Madilyn Gibbons’ passion for bagelmaking was born from a craving. Gibbons lives in Milwaukie, the southern suburb between Lake Oswego and Happy Valley; currently, there are very few options for house-made bagels in Milwaukie, if any. So, the Portland food industry vet started making her own. “It just came from the motivation of wanting a good bagel and not having one,” she says. “There’s not really a bagel shop here. There’s Puddletown Bagels, but there isn’t an old school brick-and-mortar bagel shop.”

This year, Gibbons turned her years-long hobby into a preordered bagel business, soon landing at farmers markets and — hopefully next year — a full-blown bagel shop in the heart of Milwaukie.
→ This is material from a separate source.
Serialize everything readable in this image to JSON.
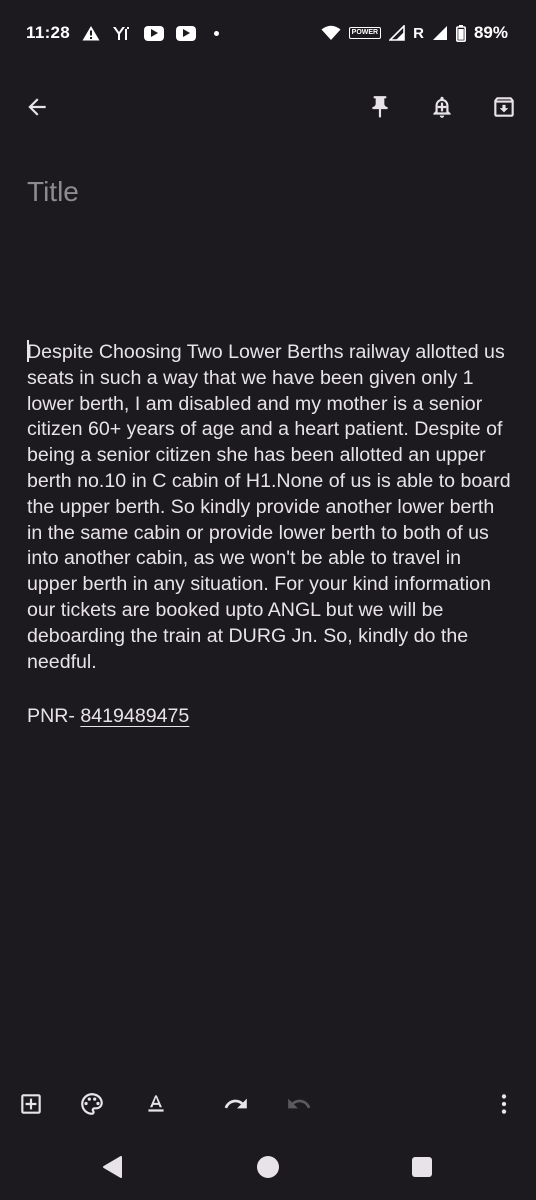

Pipsqueak Bagels will land at the Milwaukie Farmers Market and Sunnyside Farmers Market when they open for the season in May, serving whole bagels and bagel sandwiches with flavors like rosemary-Maldon salt and jalapeño Cheddar.

Gibbons has been baking for more than a decade. Over the course of her career, Gibbons has worked several different jobs, ranging from cheesemonger to program manager, but she describes her job at Olympia Provisions as her most influential. “I learned a lot about artisanal food,” she says. “It was a really pivotal point in my understanding of food and what it could be.”

Thus, Gibbons’ approach to bagelmaking is similarly traditional: Her two-day process starts with the dough, which uses barley malt syrup; she rolls out each bagel by hand, before they rest overnight. The next day, she boils, bakes, and seeds her bagels. Many would describe the inclusion of barley malt syrup as mandatory; however, a good number of Portland shops don’t use it, according to Gibbons’ supplier. “When you boil in malt syrup, you get that burnish with the bubbles on the outside,” she says. “To me, it’s the essential ingredient. I’ve tried molasses, I’ve tried honey, I’ve tried brown sugar, but nothing replaces that umami sweet flavor, and the chew.”

Currently, Gibbons offers a handful of varieties for pre-order, which includes classics like everything, sesame, and poppyseed; she occasionally veers into more outside-the-box territory, however, rolling rosemary into the dough of her Maldon salt-topped bagels, and swapping in seasonal specials with flavors like cacio e pepe. At the farmers market, she’ll offer a wider selection of schmears, on the bagels or in takeout containers; expect flavors like smoked salmon, everything seasoning, and scallion, plus a rotating flavor.

While Gibbons is focusing on farmers markets for now, she wants to open her own bagel shop in 2025 with her husband and business partner, Cam Gibbons. But in terms of locale, she doesn’t want to stray too far from home. “I’m very ambitiously going for a bagel shop in downtown Milwaukie,” she says. “I’m passionate about building community; that’s why I’m choosing to work in Milwaukie specifically. As a first generation female business owner, community is huge to me.”

Pipsqueak is now available for pre-ordered bagel delivery, transitioning into farmers market bagel pickup in May.